Kaufen Sie weiterhin Billigkleider!
Ein Boykott der Kleiderindustrie von Bangladesh schadet den Frauen. Die auf Dumpingpreisen basierende Textilindustrie hat das Leben Hunderttausender aufgewertet.

Beim Fabrikeinsturz in Bangladesh sind Ende April mindestens 550 Näherinnen und Näher gestorben. Das hat die Debatte über moralisches Einkaufen auch hier neu belebt. Darf man die zehnfränkigen T-Shirts aus dem südasiatischen Land noch kaufen? Ja! Die Kleiderindustrie Bangladeshs ist zwar alles andere als ein Arbeiterparadies. Eingesperrt in baufälligen Gebäuden, schuften drei Millionen Menschen sechs Tage die Woche für einen Monatslohn von 35 Franken.

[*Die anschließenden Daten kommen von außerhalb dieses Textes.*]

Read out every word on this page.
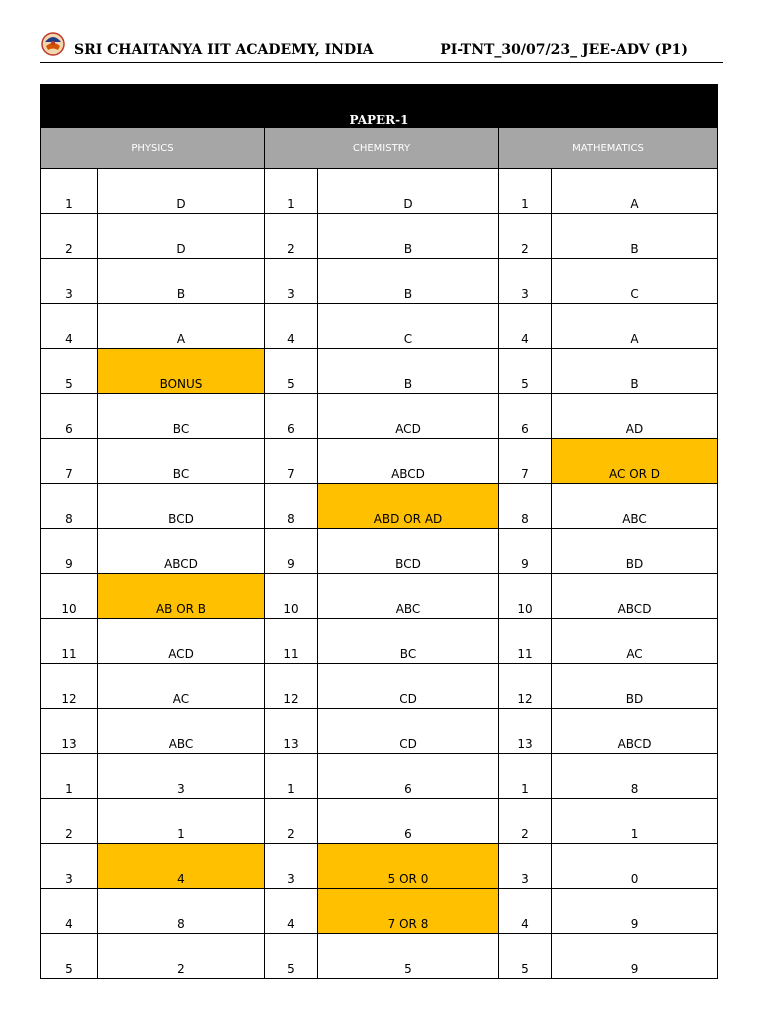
SRI CHAITANYA IIT ACADEMY, INDIA	PI-TNT_30/07/23_ JEE-ADV (P1)
PAPER-1					
PHYSICS		CHEMISTRY		MATHEMATICS	
1	D	1	D	1	A
2	D	2	B	2	B
3	B	3	B	3	C
4	A	4	C	4	A
5	BONUS	5	B	5	B
6	BC	6	ACD	6	AD
7	BC	7	ABCD	7	AC OR D
8	BCD	8	ABD OR AD	8	ABC
9	ABCD	9	BCD	9	BD
10	AB OR B	10	ABC	10	ABCD
11	ACD	11	BC	11	AC
12	AC	12	CD	12	BD
13	ABC	13	CD	13	ABCD
1	3	1	6	1	8
2	1	2	6	2	1
3	4	3	5 OR 0	3	0
4	8	4	7 OR 8	4	9
5	2	5	5	5	9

Jedes Jahr sterben Menschen, weil Gebäude einstürzen oder abbrennen. Ein Boykott der Industrie würde jedoch diejenigen treffen, die bereits am meisten leiden: die Frauen. Die auf Dumpingpreisen basierende Textilindustrie hat nämlich eine soziale Revolution ausgelöst und das Leben Hunderttausender Frauen aufgewertet: Rund 80 Prozent der Angestellten sind heute weiblich. Als in den 80er-Jahren die Textilbranche entstand, habe er auf den Strassen plötzlich Frauen gesehen, die in die Textilfabriken geströmt seien, sagt Julfikar Manik, Journalist aus Bangladesh. Der Lohn machte die Frauen von den patriarchalischen Familienstrukturen unabhängiger. Familien kamen davon ab, ihre Töchter mit 13 Jahren zu verheiraten, weil sie vom Einkommen der jungen Frauen profitieren konnten.
Sich aus der Verantwortung zu stehlen, ist keine Lösung.
Diese wurden selbstbewusster und begannen, für sich eine Ausbildung zu fordern. Wie zum Beispiel Fatima Begum. Die 24-Jährige lebt im grössten Slum Dhakas und kann lesen und schreiben. Dank ihrer Arbeit als Näherin konnte sie ihrer Familie die Erlaubnis abringen, den Mann ihrer Wahl zu heiraten. Nach der Arbeit in einer Kleiderfabrik demonstriert sie gegen korrupte Behörden und sorglose internationale Modeketten für sichere Arbeitsbedingungen und mehr Lohn. «Wenn ihr etwas für uns tun wollt», schreibt sie auf Facebook, «dann kauft unsere Kleider und interessiert euch für unsere Arbeitsbedingungen.» Denn nur solange die internationalen Firmen in Bangladesh bestellten, gebe es Hoffnung auf Besserung.
Daran sollten Firmen wie die Walt Disney Company, die künftig keine Merchandise-Artikel mehr aus Bangladesh bezieht, denken. Sich aus der Verantwortung zu stehlen, ist keine Lösung.